Charles A. (Tick) Crosby (born October 31, 1937) is a former mayor of the town of Yarmouth, Nova Scotia, Canada. He served from 1988 to 2008 and in 2004, he was also President of the Union of Nova Scotia Municipalities.

==Political career==
Crosby was first elected to Town Council in 1968 and was first elected as Mayor in 1988. During his early years in office, the town was experiencing a difficult time economically as it lost its largest employer, Dominion Textiles and in 1990 the Canadian National Railway ceased to operate. Crosby responded by advancing a plan to bring jobs to the town by turning the closed Rio Algom tin mine into a home for Halifax Regional Municipality's waste, but the plan met strong opposition from environmentalists. Since then, the centre of town was refurbished and the area became centered on the tourist trade.

Notable accomplishments during Crosby's tenure as mayor included the construction of Mariners Centre arena, revitalization of the waterfront, improvements to the water and wastewater treatment systems, development of Starrs Road as a commercial district, and the construction of a new Town Hall.

He was defeated in the 2008 municipal election by Phil Mooney.
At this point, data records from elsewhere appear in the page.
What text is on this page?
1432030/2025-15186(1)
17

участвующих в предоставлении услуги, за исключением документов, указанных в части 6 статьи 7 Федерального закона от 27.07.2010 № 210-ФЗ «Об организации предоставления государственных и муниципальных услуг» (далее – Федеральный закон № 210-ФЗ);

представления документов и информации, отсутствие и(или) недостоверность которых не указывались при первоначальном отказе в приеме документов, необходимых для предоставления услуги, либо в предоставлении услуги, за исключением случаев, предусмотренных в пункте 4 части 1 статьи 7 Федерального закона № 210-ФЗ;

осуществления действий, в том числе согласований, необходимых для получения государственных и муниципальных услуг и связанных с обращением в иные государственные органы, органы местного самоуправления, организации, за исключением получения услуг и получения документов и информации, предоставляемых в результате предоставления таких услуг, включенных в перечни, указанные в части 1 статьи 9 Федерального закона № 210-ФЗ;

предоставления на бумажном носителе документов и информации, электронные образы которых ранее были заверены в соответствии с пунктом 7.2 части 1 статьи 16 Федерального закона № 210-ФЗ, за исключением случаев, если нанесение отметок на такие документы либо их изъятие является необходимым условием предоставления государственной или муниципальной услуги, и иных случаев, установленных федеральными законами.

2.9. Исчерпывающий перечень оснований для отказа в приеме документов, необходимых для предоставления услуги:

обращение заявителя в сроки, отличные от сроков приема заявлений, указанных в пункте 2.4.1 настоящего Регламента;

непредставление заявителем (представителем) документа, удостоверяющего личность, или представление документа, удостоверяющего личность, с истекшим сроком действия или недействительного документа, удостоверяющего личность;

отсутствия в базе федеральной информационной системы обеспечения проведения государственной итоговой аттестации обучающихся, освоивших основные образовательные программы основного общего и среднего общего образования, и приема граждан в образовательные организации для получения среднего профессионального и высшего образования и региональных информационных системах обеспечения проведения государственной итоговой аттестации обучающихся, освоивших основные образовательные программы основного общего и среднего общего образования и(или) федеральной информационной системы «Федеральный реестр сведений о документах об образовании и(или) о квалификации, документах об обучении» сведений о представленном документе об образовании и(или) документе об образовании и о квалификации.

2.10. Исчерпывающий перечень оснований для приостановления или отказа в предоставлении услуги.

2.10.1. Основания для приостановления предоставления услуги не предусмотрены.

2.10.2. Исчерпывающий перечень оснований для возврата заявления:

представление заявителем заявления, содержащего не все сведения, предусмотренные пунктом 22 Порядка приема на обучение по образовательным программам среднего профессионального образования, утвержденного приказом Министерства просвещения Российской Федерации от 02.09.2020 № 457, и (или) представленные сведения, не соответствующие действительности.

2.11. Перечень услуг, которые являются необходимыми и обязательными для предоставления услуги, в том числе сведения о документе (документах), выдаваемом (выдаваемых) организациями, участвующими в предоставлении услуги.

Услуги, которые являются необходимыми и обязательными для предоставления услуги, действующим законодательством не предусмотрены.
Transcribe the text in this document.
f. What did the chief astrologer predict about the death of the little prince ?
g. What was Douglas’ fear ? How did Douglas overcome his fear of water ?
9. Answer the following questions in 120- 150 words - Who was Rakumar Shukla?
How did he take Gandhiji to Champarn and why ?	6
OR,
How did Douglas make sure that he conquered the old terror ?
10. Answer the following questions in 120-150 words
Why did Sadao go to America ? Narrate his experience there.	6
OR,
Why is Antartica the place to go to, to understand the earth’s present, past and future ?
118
On February 13, 2009, a tribute dinner was held for Crosby, where he was given a key to the town and Brooklyn Street was renamed Charles Crosby Drive.

On April 29, 2010, Crosby announced that he would run for the Progressive Conservative nomination for the provincial byelection in the electoral district of Yarmouth. On May 29, 2010, he won the nomination, but he was defeated in the byelection held on June 22, 2010, finishing second to Liberal Zach Churchill.

In 2012, Crosby ran again for mayor in the Nova Scotia municipal elections but he finished second with 23 percent of the vote.